Key Manufacturing Indicator Continues Slide, But Can The Overall Economy Remain Resilient?

The Institute of Supply Management’s (ISM) Purchasing Manager’s Index fell from 47.7 in February to 46.3, the lowest since May 2020 and the weakest since 2009. The ISM’s Purchasing Manager’s Index (PMI) is used as an industry barometer along with the Fed’s Capacity Utilization Rate. A reading above 48.7 percent for the PMI indicates that manufacturing is expanding in the US, and below that number means that it is contracting.

History shows that each time since 1983 that the index fell below 43 percent, “speculative grade” companies began to panic.

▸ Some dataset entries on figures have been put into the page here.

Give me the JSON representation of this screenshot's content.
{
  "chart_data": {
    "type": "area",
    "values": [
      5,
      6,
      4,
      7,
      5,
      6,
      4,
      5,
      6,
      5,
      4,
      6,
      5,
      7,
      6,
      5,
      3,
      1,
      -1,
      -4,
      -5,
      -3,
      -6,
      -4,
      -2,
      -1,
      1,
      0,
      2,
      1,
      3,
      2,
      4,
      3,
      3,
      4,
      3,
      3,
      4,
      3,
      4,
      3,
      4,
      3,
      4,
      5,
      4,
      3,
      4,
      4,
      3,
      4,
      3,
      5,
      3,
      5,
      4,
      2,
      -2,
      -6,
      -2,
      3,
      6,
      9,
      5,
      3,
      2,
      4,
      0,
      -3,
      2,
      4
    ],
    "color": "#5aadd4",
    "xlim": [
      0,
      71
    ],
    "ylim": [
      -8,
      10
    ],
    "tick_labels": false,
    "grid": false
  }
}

Mixed signals in macro outlook

March’s reading marks the fifth straight month that the ISM’s PMI remained below 50 percent, which is a sign of a contraction for the industry, but other data suggested that there was moderate growth in manufacturing, which counts for more than 11% of the overall economy.

It has been said that even with the pullback in manufacturing, stats in the rest of the economy are not showing convincing signs of a recession. As of last Wednesday, the service sector was still strong, and if that trend continues, the rest of the economy is expected to remain stable.

“Rising energy costs, impact of interest rates, supply chain, and other external factors are massive headwinds for manufacturing, but not all sectors have been impacted equally,” said Lawrence Stoklosa, UHY manufacturing practice costing specialist. “We’ve been tracking these factors as presented during our annual manufacturing outlook, and though the circumstances are challenging, there are real opportunities for long-term growth for companies that position themselves properly.”

Different stories in specific sectors

In addition to the overall contraction signaled by the PMI, various sectors of the manufacturing industry have reported varying levels of activity with the majority following a trend of contraction. Furniture and related products, nonmetallic mineral products, textile mills, transportation equipment, and computer and electronic products as well as electrical equipment, appliances, and components all reported contractions.

Sectors showing growth included printing and related support activities, miscellaneous manufacturing, fabricated metal products and primary metals, petroleum, coal, and food, beverage, and tobacco products.

Backlogs clear up, supply chain eases, prices fall

With a decrease in demand, work backlogs shrunk in the last month reflecting improved supply chains. On another positive note, inflation for manufacturers saw a decrease, as well as the ISM’s survey measure of prices paid by manufacturers, dropped to 49.2 from 51.3 in February.